Besides, plenty of clinical and basic research had investigated the role of ARGs in endometrial carcinoma. CAPN2 [22], GRID2 [23], IFNG [24], MYC [25], NRG3 [23], P4HB [26], PTK6 [12], and TP73 [27] was reported linked to endometrial carcinoma and dynein light chain 1(DLC1) contributed to cell cycle progression in estrogen-stimulated cells and affect the progression of breast and endometrial cancer [28]. Recently, several lines of evidence reported that targeting autophagy is a therapeutic approach in endometrial cancer. Bortezomib, a 26S proteasome inhibitor used to treat multiple myeloma had anticancer properties by inhibiting the NF-κB pathway [29]. Paclitaxel exposure in endometrial cancer cell lines will decrease p62 abundance [30].

Lastly, we developed a nomogram to predict individuals’ clinical outcomes. Nomogram is a useful tool to measure risk on an individual basis by combining and delineating risk factors, which has been used in endometrial carcinoma patients [31, 32]. A nomogram statistics risk factor (age, gender, stage) for the predictive model was offered in presenting graph. For expected to conduct that could predict the 1-, 3-, and 5-year survival rate of EC. We merge ARGs risk scores and three clinical values (age, stage, and grade) to produce a nomogram, and the C-index were 0.816 accurately. The combination group of the autophagy-gene signature and prognostic factors achieved better prognostic performance. Genomic and bioinformatics technologies have provided pioneering insight into the molecular etiology of endometrial tumors [33]. Moreover, according to molecular prognostic value of PORTEC-3 trial, sort the high-risk of EC. The recurrence-free survival with adjuvant chemotherapy and radiotherapy for p53 abnormal tumors was significantly higher compared to other subgroups, regardless of histologic type [34]. Despite the attempt for integrating gene markers and traditional risk factors in predicting the prognosis of EC, the usage in the clinical trial is striking limited. Briefly, we indicated that a nomogram, including an 11-autophagy gene signature, could well predict 1-, 3-, and 5-year survival possibilities of EC patients in the current study.

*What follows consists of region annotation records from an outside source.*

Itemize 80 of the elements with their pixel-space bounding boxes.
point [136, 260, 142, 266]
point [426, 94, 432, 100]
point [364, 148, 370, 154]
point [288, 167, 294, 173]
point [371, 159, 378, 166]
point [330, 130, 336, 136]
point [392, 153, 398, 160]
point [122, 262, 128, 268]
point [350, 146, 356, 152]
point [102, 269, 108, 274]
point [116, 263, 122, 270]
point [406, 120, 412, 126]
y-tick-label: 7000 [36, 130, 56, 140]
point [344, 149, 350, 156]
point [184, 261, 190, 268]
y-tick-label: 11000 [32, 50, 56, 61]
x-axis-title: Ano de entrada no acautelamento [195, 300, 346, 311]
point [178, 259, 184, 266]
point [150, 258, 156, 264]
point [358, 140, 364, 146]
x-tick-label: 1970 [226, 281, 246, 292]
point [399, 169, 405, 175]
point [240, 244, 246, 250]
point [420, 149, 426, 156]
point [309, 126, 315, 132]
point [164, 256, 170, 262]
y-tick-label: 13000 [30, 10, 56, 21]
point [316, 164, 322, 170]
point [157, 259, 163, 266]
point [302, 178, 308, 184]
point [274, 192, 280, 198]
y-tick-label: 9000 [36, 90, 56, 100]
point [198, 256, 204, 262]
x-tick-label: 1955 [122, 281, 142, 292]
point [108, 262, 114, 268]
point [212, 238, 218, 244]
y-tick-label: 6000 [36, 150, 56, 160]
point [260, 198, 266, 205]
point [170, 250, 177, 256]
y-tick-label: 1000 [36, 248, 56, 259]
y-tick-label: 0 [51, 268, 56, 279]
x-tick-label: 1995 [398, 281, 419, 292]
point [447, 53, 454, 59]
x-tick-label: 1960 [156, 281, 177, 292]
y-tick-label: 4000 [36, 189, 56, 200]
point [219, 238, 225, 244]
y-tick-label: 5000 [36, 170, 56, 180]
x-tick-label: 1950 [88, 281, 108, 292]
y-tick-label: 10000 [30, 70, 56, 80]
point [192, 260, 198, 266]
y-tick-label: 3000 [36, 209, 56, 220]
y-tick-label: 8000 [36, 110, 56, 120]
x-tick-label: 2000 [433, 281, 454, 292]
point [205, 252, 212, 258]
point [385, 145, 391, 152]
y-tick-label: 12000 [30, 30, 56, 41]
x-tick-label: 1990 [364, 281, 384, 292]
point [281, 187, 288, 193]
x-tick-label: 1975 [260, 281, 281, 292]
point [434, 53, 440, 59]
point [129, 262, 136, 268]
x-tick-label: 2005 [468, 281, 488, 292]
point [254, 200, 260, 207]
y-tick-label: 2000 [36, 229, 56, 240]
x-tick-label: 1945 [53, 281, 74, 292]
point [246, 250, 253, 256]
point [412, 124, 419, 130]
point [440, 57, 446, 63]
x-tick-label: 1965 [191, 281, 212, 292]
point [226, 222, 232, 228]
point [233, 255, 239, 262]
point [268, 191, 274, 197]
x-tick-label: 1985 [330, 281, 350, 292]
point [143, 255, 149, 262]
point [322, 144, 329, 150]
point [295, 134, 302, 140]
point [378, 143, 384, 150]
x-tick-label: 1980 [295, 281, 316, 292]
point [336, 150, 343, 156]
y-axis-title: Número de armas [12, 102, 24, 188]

This study has several limitations. First, our results are based on a small sample size and retrospective analysis, which need confirmation in further cohorts. In addition, these findings were deduced from TCGA, which required clinical trials to practice. Furthermore, it needs additional biological experiments to demonstrate results.

Conclusion

We constructed a risk score with 11-autophagy related genes based on endometrial carcinoma of TCGA. And this risk score could independently predict the prognosis of EC patients. A nomogram combining gene signature and clinical risk factors could accurately predict the 1-, 3-, and 5-year survival probability for endometrial carcinoma patients. Our finding suggests that the 11-autophagy gene signature may help facilitate personalized medicine in the clinical setting.